I know that I've never viewed health insurance as a part of my life the way some people might - we had it, in some form or another, for most of my life. We were the 'lucky' ones, the ones who could go to the hospital for an ear ache or sinus infection.
But my yearly physicals were more bi-annual, when they happened at all. I think our co-pay hovered in the $15-20 range per visit, per kid, which might sound like nothing to you but was a LOT to us. We were pretty healthy kids. I usually got hit with a sinus infection or bronchitis every 12-18 months, ending with a trip to the not-quite-emergency room (people in Athens know the name, but I can't remember it right this minute). My mother put off going to the doctor for some (still not fully resolved) issues because of the cost and the knowledge that they wouldn't be able to diagnose quickly and prescribe an easy fix, and I feel like there was also an acknowledgment that whatever it was could be a 'pre-existing condition.' If it wasn't one today, it could be later, when my dad switched jobs again.
So she went to the doctor, they did some stuff, it didn't fix much, and as they were still trying to figure it out, my dad was fired. (Not lost his job, as that implies that the job disappeared to some distant town or country. No, he was fired and it still disgusts me and made me skeptical and resentful of the concept of 'at will' employment.)
We didn't go to the doctor growing up because of the cost. When I was 9, my pediatrician noticed that my collarbones were uneven. My parents didn't shield us from much, or so I thought, but now that I'm older, I realize they did that year. It was the year my youngest brother was born, which is a whole 'nother story, but now I've realized that they kept me from fully understanding the costs of my pediatrician noticing that. I had an x-ray that day, then an MRI (which I fell asleep in) and a CAT scan (which I did not fall asleep in, and was actually quite terrified of). I have no idea how much of that was covered by our insurance. I know that we had some sort of supplemental insurance via the government.
I'm realizing how much I don't understand insurance or health care.
When I started at OU, I signed up for their insurance, which covers all prescriptions (though I'm fuzzy on things like vaccines). Because of the past two years and all the various things I've had to go to the doctor, I've been afraid of getting hit with the 'pre-existing condition.' I've been relieved to spend so little on my doctors visits - $40 paid to the university for the well-being plan has saved me several thousand dollars, as has the nearly $400 I pay per quarter for the insurance.
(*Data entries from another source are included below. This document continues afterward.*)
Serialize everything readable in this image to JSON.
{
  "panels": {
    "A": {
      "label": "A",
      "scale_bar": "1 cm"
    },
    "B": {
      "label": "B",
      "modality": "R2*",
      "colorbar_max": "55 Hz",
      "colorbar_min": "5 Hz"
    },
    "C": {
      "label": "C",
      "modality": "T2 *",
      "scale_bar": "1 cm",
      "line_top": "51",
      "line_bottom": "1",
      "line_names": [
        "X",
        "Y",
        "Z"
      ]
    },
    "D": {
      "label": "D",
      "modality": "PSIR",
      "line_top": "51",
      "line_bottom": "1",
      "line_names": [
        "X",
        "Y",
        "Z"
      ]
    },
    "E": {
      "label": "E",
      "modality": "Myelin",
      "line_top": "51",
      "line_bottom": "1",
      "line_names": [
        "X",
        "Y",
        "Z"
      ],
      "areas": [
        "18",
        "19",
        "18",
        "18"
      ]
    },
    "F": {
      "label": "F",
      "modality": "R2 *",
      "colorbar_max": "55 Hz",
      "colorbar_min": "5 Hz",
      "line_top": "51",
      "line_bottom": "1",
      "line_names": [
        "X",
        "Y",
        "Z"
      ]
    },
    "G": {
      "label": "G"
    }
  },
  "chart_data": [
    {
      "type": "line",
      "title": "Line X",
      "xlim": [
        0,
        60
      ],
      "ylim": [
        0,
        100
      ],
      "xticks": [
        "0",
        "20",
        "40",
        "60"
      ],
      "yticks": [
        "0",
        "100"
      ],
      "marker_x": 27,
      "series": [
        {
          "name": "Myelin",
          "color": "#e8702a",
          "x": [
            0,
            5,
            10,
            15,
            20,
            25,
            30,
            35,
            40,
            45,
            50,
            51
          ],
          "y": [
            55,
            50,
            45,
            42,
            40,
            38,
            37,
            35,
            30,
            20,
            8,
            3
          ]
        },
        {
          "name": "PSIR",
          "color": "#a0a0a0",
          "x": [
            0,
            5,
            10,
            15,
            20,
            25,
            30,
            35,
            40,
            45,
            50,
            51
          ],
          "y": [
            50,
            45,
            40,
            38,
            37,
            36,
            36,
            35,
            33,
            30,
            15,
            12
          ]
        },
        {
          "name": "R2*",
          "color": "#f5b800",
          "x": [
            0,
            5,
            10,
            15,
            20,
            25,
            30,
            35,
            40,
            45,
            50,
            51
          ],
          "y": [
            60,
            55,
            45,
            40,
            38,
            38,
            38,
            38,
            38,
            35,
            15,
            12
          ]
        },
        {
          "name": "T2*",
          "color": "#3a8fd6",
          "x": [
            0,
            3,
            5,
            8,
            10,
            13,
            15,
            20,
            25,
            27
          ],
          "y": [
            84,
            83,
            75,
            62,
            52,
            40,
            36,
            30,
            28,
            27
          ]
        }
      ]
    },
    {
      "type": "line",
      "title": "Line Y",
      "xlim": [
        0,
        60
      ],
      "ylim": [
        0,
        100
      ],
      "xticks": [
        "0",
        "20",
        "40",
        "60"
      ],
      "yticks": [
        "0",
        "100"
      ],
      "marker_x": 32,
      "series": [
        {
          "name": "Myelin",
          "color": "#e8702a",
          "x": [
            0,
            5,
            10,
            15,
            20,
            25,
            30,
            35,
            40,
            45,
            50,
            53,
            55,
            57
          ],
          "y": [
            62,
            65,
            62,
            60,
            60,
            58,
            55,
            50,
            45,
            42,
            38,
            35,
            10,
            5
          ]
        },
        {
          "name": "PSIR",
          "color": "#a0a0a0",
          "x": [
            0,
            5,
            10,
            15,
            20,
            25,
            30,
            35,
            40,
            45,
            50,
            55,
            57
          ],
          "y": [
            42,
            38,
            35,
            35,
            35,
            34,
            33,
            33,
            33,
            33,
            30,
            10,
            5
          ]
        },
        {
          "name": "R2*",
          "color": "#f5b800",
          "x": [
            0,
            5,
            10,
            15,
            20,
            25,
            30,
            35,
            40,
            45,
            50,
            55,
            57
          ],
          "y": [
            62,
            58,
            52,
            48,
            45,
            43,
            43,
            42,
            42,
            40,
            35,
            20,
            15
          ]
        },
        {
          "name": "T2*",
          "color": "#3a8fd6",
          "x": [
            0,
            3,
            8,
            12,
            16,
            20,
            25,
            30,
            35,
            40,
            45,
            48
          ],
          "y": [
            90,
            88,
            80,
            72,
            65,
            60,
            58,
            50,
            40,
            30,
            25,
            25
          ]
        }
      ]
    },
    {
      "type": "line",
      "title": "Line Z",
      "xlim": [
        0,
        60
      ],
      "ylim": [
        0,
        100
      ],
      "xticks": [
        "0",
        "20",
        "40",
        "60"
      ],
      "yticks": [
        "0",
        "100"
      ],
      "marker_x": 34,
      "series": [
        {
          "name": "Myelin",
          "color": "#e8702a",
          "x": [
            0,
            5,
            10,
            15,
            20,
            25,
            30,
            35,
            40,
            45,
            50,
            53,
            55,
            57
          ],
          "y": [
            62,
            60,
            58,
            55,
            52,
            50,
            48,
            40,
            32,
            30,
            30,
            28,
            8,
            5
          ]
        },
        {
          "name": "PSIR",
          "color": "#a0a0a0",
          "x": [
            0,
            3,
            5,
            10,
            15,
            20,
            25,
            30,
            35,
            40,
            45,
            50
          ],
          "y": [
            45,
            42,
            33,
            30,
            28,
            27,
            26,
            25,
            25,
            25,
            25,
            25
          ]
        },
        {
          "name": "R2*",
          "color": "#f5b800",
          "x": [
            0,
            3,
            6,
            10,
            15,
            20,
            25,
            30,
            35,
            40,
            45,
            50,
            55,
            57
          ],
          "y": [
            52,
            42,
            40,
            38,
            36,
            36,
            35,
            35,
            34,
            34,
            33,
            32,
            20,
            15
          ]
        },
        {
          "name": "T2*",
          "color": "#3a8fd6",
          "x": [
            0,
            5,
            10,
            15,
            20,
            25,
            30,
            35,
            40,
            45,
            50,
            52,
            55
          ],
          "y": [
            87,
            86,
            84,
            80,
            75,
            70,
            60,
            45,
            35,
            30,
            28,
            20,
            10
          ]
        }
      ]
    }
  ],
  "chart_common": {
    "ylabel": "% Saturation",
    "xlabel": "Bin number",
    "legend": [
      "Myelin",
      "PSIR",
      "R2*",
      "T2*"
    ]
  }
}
But I've looked toward graduation with a wary eye, afraid that I will get a job and be punished for things beyond my control.
So, there is a sense of relief at the rules for 2014. But also a fear, for my family.
Things are improving for us, economically, but how are they supposed to afford insurance they are now required to buy? (Yes, they've been covered by the state, but it's a fluctuating thing that, again, I don't fully understand.) How does THAT work?
I'm for health care/insurance for all. I don't think kids should have to grow up without getting to see the doctor or the dentist or the optometrist. I don't think adults should have to stay in crappy jobs just because they have insurance they don't get to use, but they need it because they get the flu once a year, or their kids tend to get ear infections.
But I'm skeptical. I have a history of disappointments and insurance not equalling health care.